Белецкий рассматривает оценку политических взглядов Фихте, Гегеля, как они даны в III томе «Истории философии» и «критикует» эту оценку, как расходящуюся со взглядами Маркса и Энгельса. В этой своей критике т. Белецкий воюет с ветряными мельницами, ибо в «Истории философии» дана, только более точно и полно, вся та критика политических взглядов, которую дает т. Белецкий. Разница здесь лишь в том, что в III томе «Истории философии» политические взгляды Канта, Фихте, Гегеля раскритикованы более резко, обстоятельно, грамотно, чем это делает т. Белецкий». Александров приводит в своем письме много выписок из III тома «Истории философии», в которых анализируются политические воззрения Канта, Фихте, Гегеля. Например, «Фихте высказал немало кичливых утверждений о немецкой нации, ее превосходстве, но даже беглое знакомство с сочинениями Фихте показывает, насколько он далек даже в крайних своих националистических преувеличений от фашистского шовинистического изуверства (с. 165)».

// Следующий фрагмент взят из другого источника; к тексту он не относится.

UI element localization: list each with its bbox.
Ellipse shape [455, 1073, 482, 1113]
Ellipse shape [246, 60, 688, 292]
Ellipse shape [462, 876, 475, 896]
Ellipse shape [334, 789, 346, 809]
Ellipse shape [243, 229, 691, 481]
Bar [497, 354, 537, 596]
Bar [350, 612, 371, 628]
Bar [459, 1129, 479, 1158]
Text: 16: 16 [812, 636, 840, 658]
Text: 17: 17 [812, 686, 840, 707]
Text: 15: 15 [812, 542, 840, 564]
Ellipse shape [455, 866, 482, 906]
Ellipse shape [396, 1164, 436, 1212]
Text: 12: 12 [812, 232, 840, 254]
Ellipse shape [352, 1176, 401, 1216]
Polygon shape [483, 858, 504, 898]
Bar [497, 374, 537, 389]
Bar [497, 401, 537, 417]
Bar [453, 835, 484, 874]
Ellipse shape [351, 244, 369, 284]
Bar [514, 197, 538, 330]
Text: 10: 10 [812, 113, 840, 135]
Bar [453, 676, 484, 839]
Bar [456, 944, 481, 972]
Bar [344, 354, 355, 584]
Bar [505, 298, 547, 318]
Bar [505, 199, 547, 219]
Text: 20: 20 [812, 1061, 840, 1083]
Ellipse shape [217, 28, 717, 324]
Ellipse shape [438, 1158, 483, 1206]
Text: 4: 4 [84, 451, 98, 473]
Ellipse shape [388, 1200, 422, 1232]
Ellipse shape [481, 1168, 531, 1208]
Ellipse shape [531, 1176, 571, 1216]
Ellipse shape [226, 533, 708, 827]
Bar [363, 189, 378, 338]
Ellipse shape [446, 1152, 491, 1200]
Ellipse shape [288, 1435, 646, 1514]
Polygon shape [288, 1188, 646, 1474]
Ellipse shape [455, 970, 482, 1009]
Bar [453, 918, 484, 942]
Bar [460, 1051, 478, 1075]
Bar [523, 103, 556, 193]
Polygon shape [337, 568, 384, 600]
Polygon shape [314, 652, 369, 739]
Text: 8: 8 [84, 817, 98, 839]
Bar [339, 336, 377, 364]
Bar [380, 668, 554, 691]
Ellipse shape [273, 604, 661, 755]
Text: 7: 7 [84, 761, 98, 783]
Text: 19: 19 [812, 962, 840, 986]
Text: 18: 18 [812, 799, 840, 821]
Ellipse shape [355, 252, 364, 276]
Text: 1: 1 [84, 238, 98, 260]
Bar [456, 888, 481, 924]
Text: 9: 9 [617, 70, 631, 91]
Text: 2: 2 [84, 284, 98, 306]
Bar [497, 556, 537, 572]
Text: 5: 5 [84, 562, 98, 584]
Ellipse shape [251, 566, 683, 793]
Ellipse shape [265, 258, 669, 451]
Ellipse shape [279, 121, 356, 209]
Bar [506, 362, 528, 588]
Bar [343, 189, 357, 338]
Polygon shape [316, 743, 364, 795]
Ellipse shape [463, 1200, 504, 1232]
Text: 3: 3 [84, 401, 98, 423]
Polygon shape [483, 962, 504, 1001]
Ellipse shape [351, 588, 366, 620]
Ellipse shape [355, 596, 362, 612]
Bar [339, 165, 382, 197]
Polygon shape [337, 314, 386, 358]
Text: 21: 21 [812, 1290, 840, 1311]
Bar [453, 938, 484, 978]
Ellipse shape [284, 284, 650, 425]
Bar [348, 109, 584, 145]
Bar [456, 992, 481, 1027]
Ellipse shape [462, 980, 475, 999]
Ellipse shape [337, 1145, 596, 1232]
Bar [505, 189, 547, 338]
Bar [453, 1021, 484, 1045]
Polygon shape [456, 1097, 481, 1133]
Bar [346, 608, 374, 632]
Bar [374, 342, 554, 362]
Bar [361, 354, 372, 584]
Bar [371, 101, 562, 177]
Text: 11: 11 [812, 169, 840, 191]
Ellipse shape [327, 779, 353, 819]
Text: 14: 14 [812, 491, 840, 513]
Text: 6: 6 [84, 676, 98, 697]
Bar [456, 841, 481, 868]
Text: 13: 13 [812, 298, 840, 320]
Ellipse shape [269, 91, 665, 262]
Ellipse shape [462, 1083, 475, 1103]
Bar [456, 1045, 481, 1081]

Александров в письме приводит из III тома «Истории философии» обоснованную и убедительную характеристику политических воззрений Гегеля. «Беда Белецкого в том, — пишет Александров, — что он переносит положительные оценки диалектики Гегеля, данные в III томе «Истории философии», на его политические воззрения», а высказывание классиков марксизма-ленинизма о консервативных чертах мировоззрения немецких философов распространяет на все их учения. Отсюда и вся несуразность. На этот счет остается только сказать словами Энгельса: «Человек, который судит о каждом философе не потому ценному, прогрессивному, что было в его деятельности, но потому, что было необходимо переходящим, реакционным, судит по системе, такой человек лучше бы молчал. По его мнению вся история философии — это просто «куча развалин», разрушенных систем. Как высоко стоит Гегель над этим своим мнимым критиком. И он воображает, что критикует Гегеля, то тут, то там нападая на след неправильных скачков, с помощью которых Гегель, как и всякий другой систематик, должен был построить свою систему… Но если бы стоило тратить труд, так я показал бы ему еще проделки другого рода. Барт… все превращает в мелочи, и пока от этого он не отучится, он, говоря словами Гегеля «из ничего, через ничто придет ни к чему» (Энгельс. Письмо Конраду Шмидту от 1 июня 1891 г. )».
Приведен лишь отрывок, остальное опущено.